The latter part of 2013 is seeing some radical changes to existing marijuana laws in Washington. The most significant new proposals are being made by the Liquor Control Board, which is currently pushing to limit the number of recreational marijuana outlets in the state to 334. Of this number, ten outlets will be located in Kitsap County. Under the guidelines of Initiative 502, this proposal also aims to establish licensing restrictions for marijuana businesses with the goal of preventing the marijuana industry from falling under the sole control of large commercial entities.
Re-filed on September 4, 2013, the new proposals sought to place a limit on the number of marijuana retail outlets that are allowed to operate in every county. The most heavily populated county–King County–will be allowed to have a maximum of 61 retail outlets, with 21 of them to be located in Seattle. Snohomish County will be limited to 35 retail outlets, and Pierce County will be limited to 31 outlets. As for Kitsap County, the new proposals would limit the number of marijuana retail outlets to two in Bremerton, one in Bainbridge Island, and seven more located throughout the county.
The new guidelines also seek to limit each “entity and/or the principals in an entity” to a maximum of three producer or processor licenses that are valid in the state. Entities or individuals may obtain producer and processor licenses in any combination, with the bearers of producer or processor licenses being exempted from the standard 25% tax typically charged during producer-to-processor transactions. Processor-to-retailer transactions and retail purchases will also be subject to a 25% tax.
Individuals who apply for retail licenses are not allowed to apply for the two other types of licenses. Individuals are also limited to a maximum of three retail licenses, and they may not be in possession of more than 33% of the retail licenses allowed in the county or city.

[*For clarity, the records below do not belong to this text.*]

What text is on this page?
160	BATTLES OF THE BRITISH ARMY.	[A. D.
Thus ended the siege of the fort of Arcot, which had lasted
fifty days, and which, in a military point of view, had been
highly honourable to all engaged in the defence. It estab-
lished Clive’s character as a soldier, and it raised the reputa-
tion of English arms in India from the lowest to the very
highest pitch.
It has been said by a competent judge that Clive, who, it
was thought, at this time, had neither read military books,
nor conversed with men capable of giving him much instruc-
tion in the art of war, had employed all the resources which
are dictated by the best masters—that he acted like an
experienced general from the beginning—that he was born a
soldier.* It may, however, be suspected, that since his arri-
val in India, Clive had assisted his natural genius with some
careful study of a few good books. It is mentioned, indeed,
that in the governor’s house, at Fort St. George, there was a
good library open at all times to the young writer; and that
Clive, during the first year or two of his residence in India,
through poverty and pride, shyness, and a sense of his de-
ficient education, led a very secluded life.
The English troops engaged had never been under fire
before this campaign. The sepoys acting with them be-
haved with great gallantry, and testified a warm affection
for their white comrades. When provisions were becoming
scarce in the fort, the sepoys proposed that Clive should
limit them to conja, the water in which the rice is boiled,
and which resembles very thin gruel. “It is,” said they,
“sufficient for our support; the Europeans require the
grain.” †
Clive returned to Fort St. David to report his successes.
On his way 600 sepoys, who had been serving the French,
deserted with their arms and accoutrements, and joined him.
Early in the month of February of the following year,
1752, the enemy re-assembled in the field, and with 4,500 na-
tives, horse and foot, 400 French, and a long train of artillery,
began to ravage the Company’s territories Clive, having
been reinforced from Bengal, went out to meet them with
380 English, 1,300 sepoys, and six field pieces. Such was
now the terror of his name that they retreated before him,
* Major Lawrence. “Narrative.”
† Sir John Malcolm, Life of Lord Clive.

Applications for all marijuana licenses will be accepted by the WSLCB beginning on November 16 for a period of 30 days. The first licenses are scheduled for issuance by December 2013 to January 2014. Because of the large number of applicants, the licensing process is expected to take longer than the standard 90 days.
There are currently no plans to limit the number of licenses to be issued, whether for producers or processors. However, there is a plan to limit the production of marijuana in the state to 40 metric tons.
The first version of the proposals was filed by the Washington State Liquor Control Board on July 3, 2013. Based on input from the general public during five public hearings however, the board opted to revise the rules. In a news release published on September 4, 2013, board chair Sharon Foster said that the new rules “fulfill the public expectation of creating a tightly regulated and controlled system”.